LoGeR: Google DeepMind & UC Berkeley Scale 3D Reconstruction to 19,000-Frame Videos

Researchers from Google DeepMind and UC Berkeley have published LoGeR (Long-Context Geometric Reconstruction), a feedforward 3D reconstruction system capable of processing video sequences up to 19,000 frames — a scale that exposes fundamental failures in all prior approaches. The work, led by Charles Herrmann and Junhwa Hur with direction from Deqing Sun, attacks two distinct barriers that have blocked long-video 3D reconstruction: a "context wall" created by quadratic memory costs in full-attention models, and a "data wall" where models trained only on short sequences fail to generalize to large-scale environments.

A chunk-based hybrid memory architecture sits at the heart of the system, combining two complementary mechanisms. Sliding Window Attention (SWA) provides lossless local memory, maintaining high-precision geometric alignment between adjacent video chunks without the information loss that degrades competing linear-memory systems like CUT3R and TTT3R. Test-Time Training (TTT) serves as a compressed global memory, continuously updating fast weights to prevent cumulative scale drift over long trajectories — the failure mode that causes prior streaming methods to lose coherence over kilometer-scale sequences. The result is sub-quadratic linear scaling that, according to the authors, bypasses rather than accepts the quality-versus-scalability trade-off that has constrained the field.

On the 19,000-frame VBR dataset — designed to stress-test systems at unprecedented scale — LoGeR delivers a 30.8% relative improvement over prior feedforward approaches, with the gap widening as sequence length increases from 1,000 to 19,000 frames. On the standard KITTI autonomous driving benchmark, LoGeR posts the best average Absolute Trajectory Error (ATE) of 18.65 among feedforward methods. On shorter indoor benchmarks, LoGeR cuts error by 90.3% against TTT3R at 1,000 frames on 7-Scenes and by 80.0% against the same baseline on ScanNet. Those are not close races.

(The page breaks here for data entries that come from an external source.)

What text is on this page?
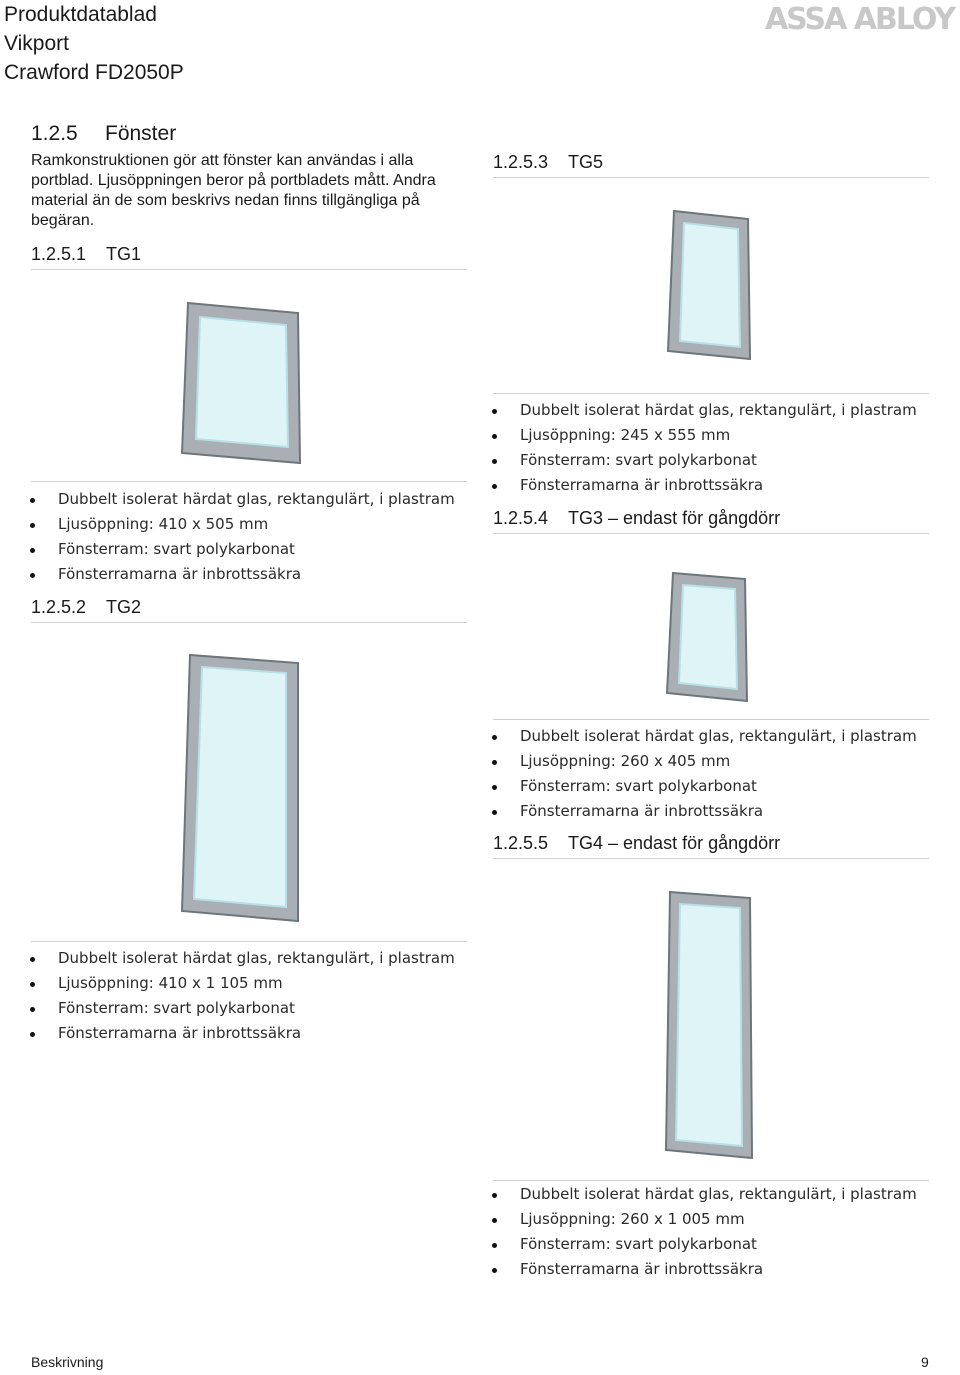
Produktdatablad
Vikport
Crawford FD2050P
ASSA ABLOY
1.2.5 Fönster
Ramkonstruktionen gör att fönster kan användas i alla portblad. Ljusöppningen beror på portbladets mått. Andra material än de som beskrivs nedan finns tillgängliga på begäran.
1.2.5.1 TG1
Dubbelt isolerat härdat glas, rektangulärt, i plastram
Ljusöppning: 410 x 505 mm
Fönsterram: svart polykarbonat
Fönsterramarna är inbrottssäkra
1.2.5.2 TG2
Dubbelt isolerat härdat glas, rektangulärt, i plastram
Ljusöppning: 410 x 1 105 mm
Fönsterram: svart polykarbonat
Fönsterramarna är inbrottssäkra
1.2.5.3 TG5
Dubbelt isolerat härdat glas, rektangulärt, i plastram
Ljusöppning: 245 x 555 mm
Fönsterram: svart polykarbonat
Fönsterramarna är inbrottssäkra
1.2.5.4 TG3 – endast för gångdörr
Dubbelt isolerat härdat glas, rektangulärt, i plastram
Ljusöppning: 260 x 405 mm
Fönsterram: svart polykarbonat
Fönsterramarna är inbrottssäkra
1.2.5.5 TG4 – endast för gångdörr
Dubbelt isolerat härdat glas, rektangulärt, i plastram
Ljusöppning: 260 x 1 005 mm
Fönsterram: svart polykarbonat
Fönsterramarna är inbrottssäkra
Beskrivning	9
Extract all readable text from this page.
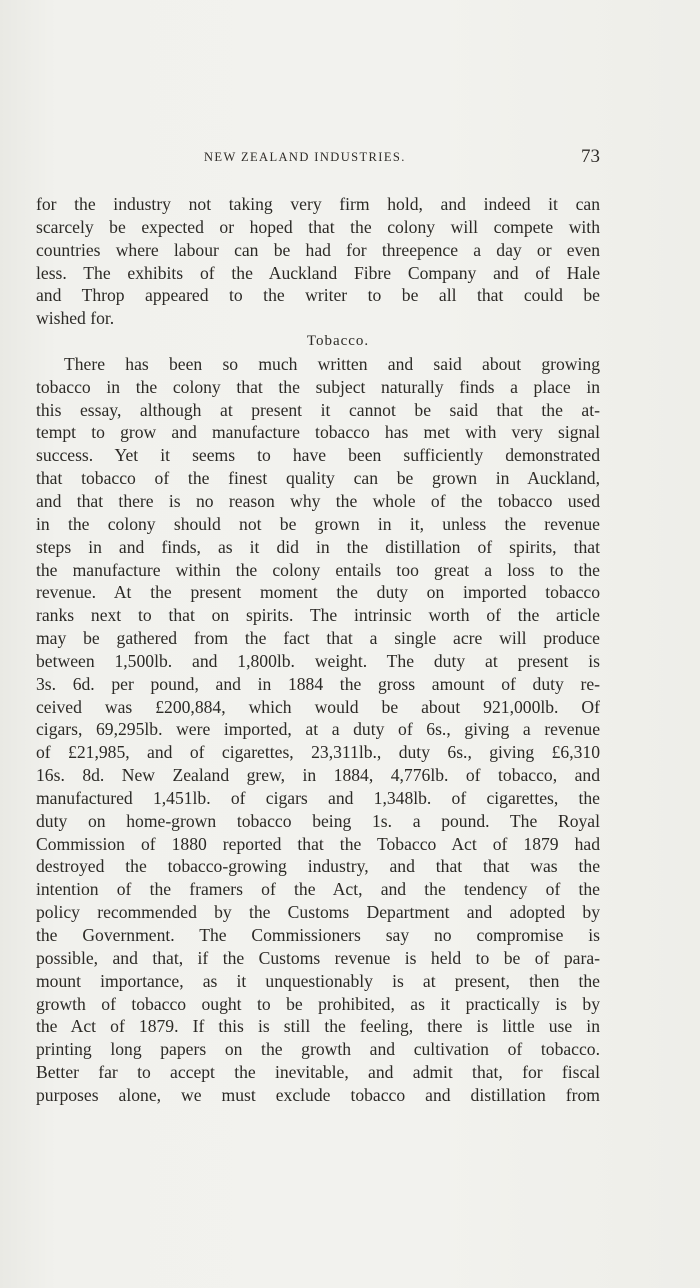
NEW ZEALAND INDUSTRIES.	73
for the industry not taking very firm hold, and indeed it can
scarcely be expected or hoped that the colony will compete with
countries where labour can be had for threepence a day or even
less. The exhibits of the Auckland Fibre Company and of Hale
and Throp appeared to the writer to be all that could be
wished for.
Tobacco.
There has been so much written and said about growing
tobacco in the colony that the subject naturally finds a place in
this essay, although at present it cannot be said that the at-
tempt to grow and manufacture tobacco has met with very signal
success. Yet it seems to have been sufficiently demonstrated
that tobacco of the finest quality can be grown in Auckland,
and that there is no reason why the whole of the tobacco used
in the colony should not be grown in it, unless the revenue
steps in and finds, as it did in the distillation of spirits, that
the manufacture within the colony entails too great a loss to the
revenue. At the present moment the duty on imported tobacco
ranks next to that on spirits. The intrinsic worth of the article
may be gathered from the fact that a single acre will produce
between 1,500lb. and 1,800lb. weight. The duty at present is
3s. 6d. per pound, and in 1884 the gross amount of duty re-
ceived was £200,884, which would be about 921,000lb. Of
cigars, 69,295lb. were imported, at a duty of 6s., giving a revenue
of £21,985, and of cigarettes, 23,311lb., duty 6s., giving £6,310
16s. 8d. New Zealand grew, in 1884, 4,776lb. of tobacco, and
manufactured 1,451lb. of cigars and 1,348lb. of cigarettes, the
duty on home-grown tobacco being 1s. a pound. The Royal
Commission of 1880 reported that the Tobacco Act of 1879 had
destroyed the tobacco-growing industry, and that that was the
intention of the framers of the Act, and the tendency of the
policy recommended by the Customs Department and adopted by
the Government. The Commissioners say no compromise is
possible, and that, if the Customs revenue is held to be of para-
mount importance, as it unquestionably is at present, then the
growth of tobacco ought to be prohibited, as it practically is by
the Act of 1879. If this is still the feeling, there is little use in
printing long papers on the growth and cultivation of tobacco.
Better far to accept the inevitable, and admit that, for fiscal
purposes alone, we must exclude tobacco and distillation from
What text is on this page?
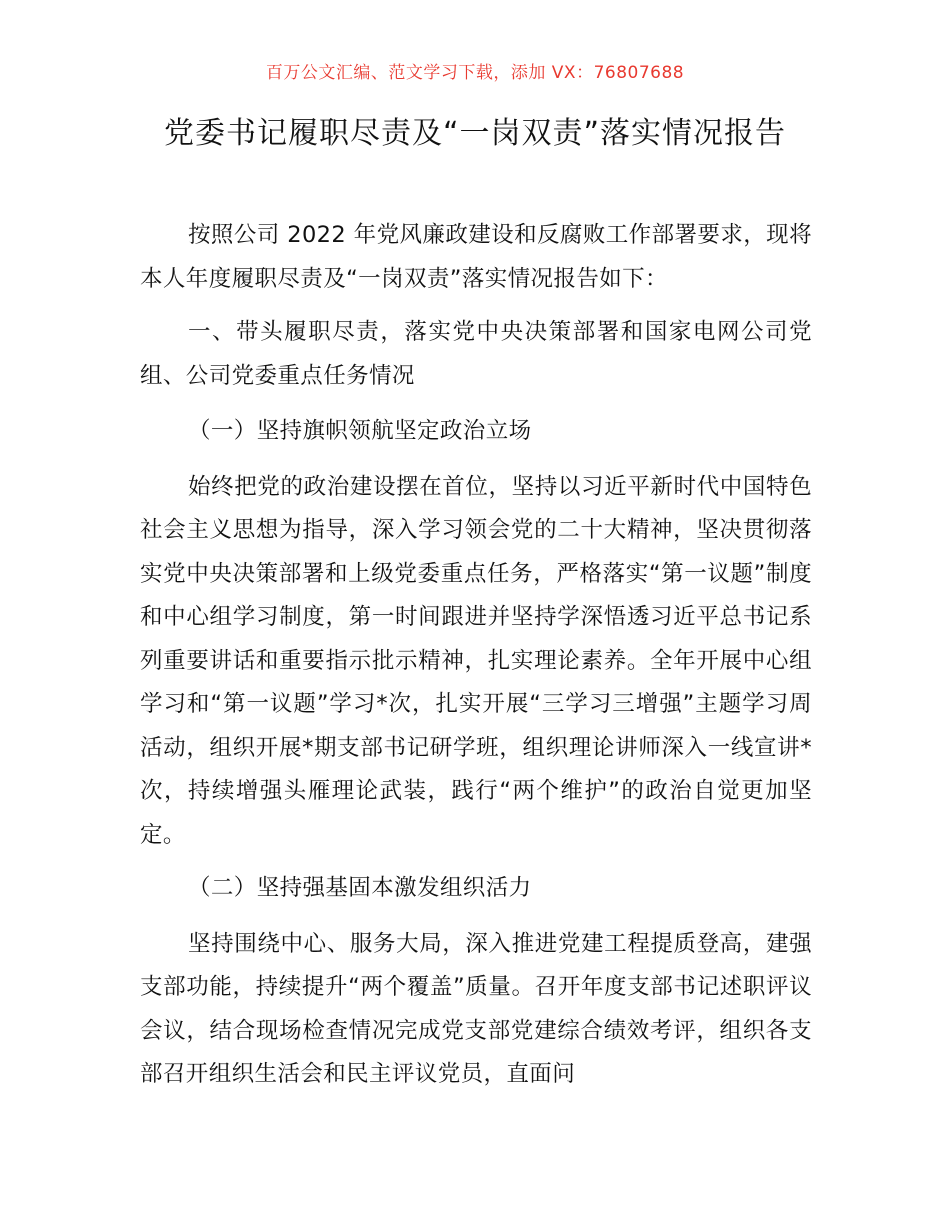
百万公文汇编、范文学习下载，添加 VX：76807688
党委书记履职尽责及“一岗双责”落实情况报告

按照公司 2022 年党风廉政建设和反腐败工作部署要求，现将本人年度履职尽责及“一岗双责”落实情况报告如下：

一、带头履职尽责，落实党中央决策部署和国家电网公司党组、公司党委重点任务情况

（一）坚持旗帜领航坚定政治立场

始终把党的政治建设摆在首位，坚持以习近平新时代中国特色社会主义思想为指导，深入学习领会党的二十大精神，坚决贯彻落实党中央决策部署和上级党委重点任务，严格落实“第一议题”制度和中心组学习制度，第一时间跟进并坚持学深悟透习近平总书记系列重要讲话和重要指示批示精神，扎实理论素养。全年开展中心组学习和“第一议题”学习*次，扎实开展“三学习三增强”主题学习周活动，组织开展*期支部书记研学班，组织理论讲师深入一线宣讲*次，持续增强头雁理论武装，践行“两个维护”的政治自觉更加坚定。

（二）坚持强基固本激发组织活力

坚持围绕中心、服务大局，深入推进党建工程提质登高，建强支部功能，持续提升“两个覆盖”质量。召开年度支部书记述职评议会议，结合现场检查情况完成党支部党建综合绩效考评，组织各支部召开组织生活会和民主评议党员，直面问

One immediate caveat for practitioners: training code and models have not been released, pending internal approval at Google. A "reimplementation" is listed on the project page but not yet available. That limits near-term reproducibility and keeps LoGeR in research-milestone territory for now. Autonomous driving dataset construction, large-scale AR scene understanding, and kilometer-scale mapping are the obvious targets — and Google's own Street View operation gives DeepMind a direct commercial runway for exactly this capability. The paper is available as arXiv preprint 2603.03269.